# Question about August races



## BrokenSpoke (Jun 28, 2002)

I was looking on the socalcycling.com website and ran across these two races in August:

08/20 Rose Bowl RR Pasadena 
08/21 Rose Bowl Criterium Pasadena

I am planning on traveling to Huntington Beach in August to visit my brother and thought I might take in a couple of races while I was there. What can anyone tell me about these two races? I will be racing Cat 3. 

Thanks.


----------



## BrokenSpoke (Jun 28, 2002)

No one knows anything about these two races???


----------



## bandoulu (Nov 1, 2004)

*No*

But there are "races" every tuesday and thurs at the rosebowl..... I'll ask around.


----------



## uhkuhjillion (Aug 9, 2004)

They used to do the rose bowl races every year back in the 80's. The promoter is trying to bring them back but hasn't had much luck. Apparently they have put those races on the schedule a couple times the last few years and they didn't happen. I recently heard through word of mouth the the promoter only gives a 50/50 chance of them happening. So I wouldn't plan on scheduling a trip around them. If they happen the road race will actually be a loop no more than 5 miles.
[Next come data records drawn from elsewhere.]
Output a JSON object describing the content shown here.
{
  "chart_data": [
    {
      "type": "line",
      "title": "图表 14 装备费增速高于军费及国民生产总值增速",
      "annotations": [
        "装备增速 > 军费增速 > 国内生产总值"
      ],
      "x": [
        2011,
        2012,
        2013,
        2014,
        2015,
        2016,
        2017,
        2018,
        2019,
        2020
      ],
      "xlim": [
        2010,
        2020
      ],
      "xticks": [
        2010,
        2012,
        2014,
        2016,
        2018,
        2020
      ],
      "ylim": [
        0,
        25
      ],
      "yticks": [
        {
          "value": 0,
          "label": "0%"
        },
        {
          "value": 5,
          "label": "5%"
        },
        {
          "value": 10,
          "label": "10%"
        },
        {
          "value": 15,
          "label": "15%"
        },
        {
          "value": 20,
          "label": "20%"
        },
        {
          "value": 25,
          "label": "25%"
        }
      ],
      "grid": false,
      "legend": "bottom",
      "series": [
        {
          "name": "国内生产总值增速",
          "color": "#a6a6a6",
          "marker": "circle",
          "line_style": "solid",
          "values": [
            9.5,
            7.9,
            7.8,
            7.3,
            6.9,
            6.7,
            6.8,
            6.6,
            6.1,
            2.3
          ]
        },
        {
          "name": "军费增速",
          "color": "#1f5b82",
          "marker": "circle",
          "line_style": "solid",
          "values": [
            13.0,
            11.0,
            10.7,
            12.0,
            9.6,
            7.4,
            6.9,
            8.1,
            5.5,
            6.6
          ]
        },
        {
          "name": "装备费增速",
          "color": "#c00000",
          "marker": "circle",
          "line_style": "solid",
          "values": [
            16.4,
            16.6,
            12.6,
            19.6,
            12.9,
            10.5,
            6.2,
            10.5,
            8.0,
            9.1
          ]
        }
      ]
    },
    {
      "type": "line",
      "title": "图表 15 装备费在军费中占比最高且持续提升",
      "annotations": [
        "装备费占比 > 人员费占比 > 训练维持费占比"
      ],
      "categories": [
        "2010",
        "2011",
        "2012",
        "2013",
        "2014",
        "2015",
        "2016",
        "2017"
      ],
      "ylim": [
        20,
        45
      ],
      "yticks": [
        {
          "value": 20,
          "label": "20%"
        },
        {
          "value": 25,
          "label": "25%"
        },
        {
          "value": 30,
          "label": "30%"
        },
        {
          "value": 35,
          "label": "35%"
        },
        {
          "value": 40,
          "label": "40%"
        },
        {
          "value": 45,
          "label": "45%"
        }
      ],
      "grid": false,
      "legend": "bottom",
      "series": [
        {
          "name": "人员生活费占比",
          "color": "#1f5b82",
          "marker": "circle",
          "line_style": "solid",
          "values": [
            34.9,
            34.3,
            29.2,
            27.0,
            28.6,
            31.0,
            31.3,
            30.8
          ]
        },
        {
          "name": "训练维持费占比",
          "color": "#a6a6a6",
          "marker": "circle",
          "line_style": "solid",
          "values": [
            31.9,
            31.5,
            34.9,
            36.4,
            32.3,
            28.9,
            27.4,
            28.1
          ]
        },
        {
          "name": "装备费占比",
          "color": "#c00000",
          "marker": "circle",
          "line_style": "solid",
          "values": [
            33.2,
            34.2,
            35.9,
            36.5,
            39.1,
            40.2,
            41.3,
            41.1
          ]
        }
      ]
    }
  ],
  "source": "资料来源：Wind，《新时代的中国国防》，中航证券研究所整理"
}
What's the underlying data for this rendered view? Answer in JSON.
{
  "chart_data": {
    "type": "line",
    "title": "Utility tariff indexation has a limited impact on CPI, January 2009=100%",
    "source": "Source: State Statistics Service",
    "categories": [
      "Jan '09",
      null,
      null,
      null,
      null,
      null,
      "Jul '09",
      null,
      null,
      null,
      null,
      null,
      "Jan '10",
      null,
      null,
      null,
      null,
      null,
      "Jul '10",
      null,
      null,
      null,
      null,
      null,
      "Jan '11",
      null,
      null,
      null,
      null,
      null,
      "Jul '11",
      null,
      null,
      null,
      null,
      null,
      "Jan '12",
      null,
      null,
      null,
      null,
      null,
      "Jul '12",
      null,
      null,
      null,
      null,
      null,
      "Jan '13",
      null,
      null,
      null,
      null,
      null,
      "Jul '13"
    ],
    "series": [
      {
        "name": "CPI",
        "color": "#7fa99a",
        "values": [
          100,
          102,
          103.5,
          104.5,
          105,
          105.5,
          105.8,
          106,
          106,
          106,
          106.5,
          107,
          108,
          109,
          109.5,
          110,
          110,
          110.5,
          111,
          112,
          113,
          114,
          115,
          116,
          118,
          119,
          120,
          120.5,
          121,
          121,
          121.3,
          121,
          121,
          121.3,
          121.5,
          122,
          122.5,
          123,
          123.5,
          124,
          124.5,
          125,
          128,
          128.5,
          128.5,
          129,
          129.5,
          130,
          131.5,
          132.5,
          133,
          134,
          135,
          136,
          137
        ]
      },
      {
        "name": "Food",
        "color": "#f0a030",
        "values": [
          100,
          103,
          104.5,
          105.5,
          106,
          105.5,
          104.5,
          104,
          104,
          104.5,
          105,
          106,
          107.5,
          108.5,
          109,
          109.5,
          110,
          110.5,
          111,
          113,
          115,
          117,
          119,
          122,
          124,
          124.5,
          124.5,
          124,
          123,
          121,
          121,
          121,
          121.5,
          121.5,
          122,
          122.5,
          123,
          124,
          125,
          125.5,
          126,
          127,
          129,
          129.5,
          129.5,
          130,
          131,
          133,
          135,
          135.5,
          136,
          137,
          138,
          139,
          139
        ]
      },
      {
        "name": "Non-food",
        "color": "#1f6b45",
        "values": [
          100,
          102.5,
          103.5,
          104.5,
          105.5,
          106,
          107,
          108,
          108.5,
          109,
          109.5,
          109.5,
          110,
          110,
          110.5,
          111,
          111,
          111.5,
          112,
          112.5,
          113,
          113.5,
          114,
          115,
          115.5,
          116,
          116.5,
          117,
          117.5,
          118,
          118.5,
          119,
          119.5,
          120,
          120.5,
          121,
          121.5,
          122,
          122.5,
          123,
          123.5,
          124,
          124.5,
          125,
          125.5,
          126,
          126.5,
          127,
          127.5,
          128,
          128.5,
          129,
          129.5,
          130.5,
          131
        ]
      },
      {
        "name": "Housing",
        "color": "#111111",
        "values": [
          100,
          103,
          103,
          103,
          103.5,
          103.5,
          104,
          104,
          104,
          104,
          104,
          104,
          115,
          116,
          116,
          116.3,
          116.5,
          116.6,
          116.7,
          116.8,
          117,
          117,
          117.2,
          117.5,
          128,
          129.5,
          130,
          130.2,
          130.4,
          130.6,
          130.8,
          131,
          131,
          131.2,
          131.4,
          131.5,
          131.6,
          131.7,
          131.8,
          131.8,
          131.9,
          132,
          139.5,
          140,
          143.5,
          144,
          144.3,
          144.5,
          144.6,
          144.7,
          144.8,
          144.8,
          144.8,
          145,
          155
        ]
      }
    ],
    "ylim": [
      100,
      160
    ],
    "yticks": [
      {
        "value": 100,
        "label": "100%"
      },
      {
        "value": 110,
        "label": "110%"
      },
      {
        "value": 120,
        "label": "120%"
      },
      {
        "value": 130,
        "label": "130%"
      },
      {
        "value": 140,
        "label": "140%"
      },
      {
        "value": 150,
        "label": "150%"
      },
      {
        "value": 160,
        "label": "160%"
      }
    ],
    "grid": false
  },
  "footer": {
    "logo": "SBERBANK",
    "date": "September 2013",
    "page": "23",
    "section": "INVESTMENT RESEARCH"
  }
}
Manhattan Beach GP is a big popular race, A semi hilly crit. If you like riding hills the West LA college crit is good. I'm not too good at guessing distances and grades but I would say that West LA has a 10-12 percent grade about .25 mile long on a course that is a little over a mile in distance. Lots of people get dropped quickly, but it is great watching racers suffer up that hill.

Road Racing in So Cal starts at the end of January and the season is actually slowing down now, it's starting to get pretty hot. I think a lot of people start getting burnt out now and go off doing summer vacation stuff, but there are a few good races in July and August.


----------